日経新聞が一番大きく報道しているのは、自社の事件だからでしょうか。
http://www.nikkei.co.jp/sp1/nt100/index20060725AS1G2502825072006.html
もちろん、こういうことはあってはいけないことですし、新聞社としても今後こういうことが起きないような努力は必要でしょう。しかし、この事件はそれだけではないように思います。
第1に、乙は金額の大きさに驚きました。
http://www.nikkei.co.jp/sp1/nt100/20060725AS1G2502A25072006.html
によれば、「夏以降は取引に拍車がかかり、1日の売買回数が100回以上のこともあった。大半は信用取引。開設していた証券口座は15あり、主に取引していたのは3つのインターネット証券会社の口座で、法定公告を悪用したインサイダー取引はこうした膨大な取引の一部だった。」とあります。
http://www.nikkei.co.jp/sp1/nt100/20060725AS1G2502R25072006.html
によれば、各社の株式計9万4000株を約2億4000万円で不正に購入し、売却益は約3000万円だったとのことです。信用取引は証拠金の3倍まで株が買えるという話ですが、(乙はやっていないのでわかりませんが)それにしても、すごい金額です。ただし、いちどきに2億4000万円の株を買ったわけではなく、容疑者は順次売ったり買ったりして、それらを合計するとその金額になるようですから、8000万円の現金を用意して株を買ったわけではありません。それでも、31歳の若者が多額の資金をどのように工面したのか、疑問が残ります。インサイダー取引を継続してここまで増やしたのでしょうか。だとしたら、不当利益は3000万円どころではなくなります。そして、容疑者は、かなりの期間にわたって継続的にインサイダー取引をしてきたということになります。それがずっと見逃されてきたわけです。
第2に、乙はなぜこの事件が発覚したかを知りたいと思いました。上述の記事によれば、「特捜部は笹原容疑者の単独の犯行とみている。」や「株取引は本人や親族名義でインターネットを通じて行われ、」などの記述があります。個人がこっそりとインサイダー取引を行って、誰にもそのことをいわなければ、たぶん発覚しないのではないでしょうか。
http://news.goo.ne.jp/news/asahi/shakai/20060726/K2006072507100.html
によれば「実際、社内調査でも、同僚を含めてだれも不正取引に気づいていなかった」ということです。
この容疑者が1日に100回も売買している中で、その一部にインサイダー取引のものを含めるようにしたら、なかなかばれないもののように思えます。(容疑者も、そう考えてインサイダー取引を継続的に行っていたのでしょう。)
なぜ発覚したかは、今後の類似事件の防止とも関わるため、公表されないのだと思いますが、ニュースでは一番大事な(知りたい)点がぼかされているように思います。

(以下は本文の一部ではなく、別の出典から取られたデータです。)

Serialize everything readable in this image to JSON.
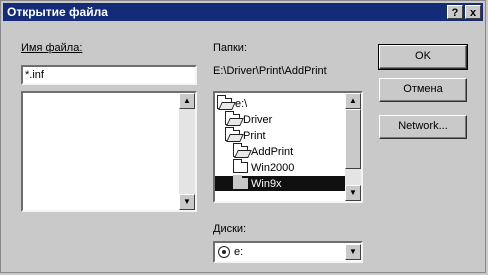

第3に、乙は類例がもっともっとありそうな気がします。日経新聞の社内でIDとパスワードを共用していたとすれば、社内で他にも同様のことをやっていた人がいても不思議ではありません。そしてそれは(上述の記事で明らかなように)社内調査ではわかりません。すべては闇の中で行われています。
投資の問題と絡めていうと、こういうインサイダー取引で儲ける人がいる分だけ、一般の株主は(一人ずつで考えればわずかですが)損失を被っているわけです。日本市場が公正かどうかは、投資家全員にかかわる大問題でもあります。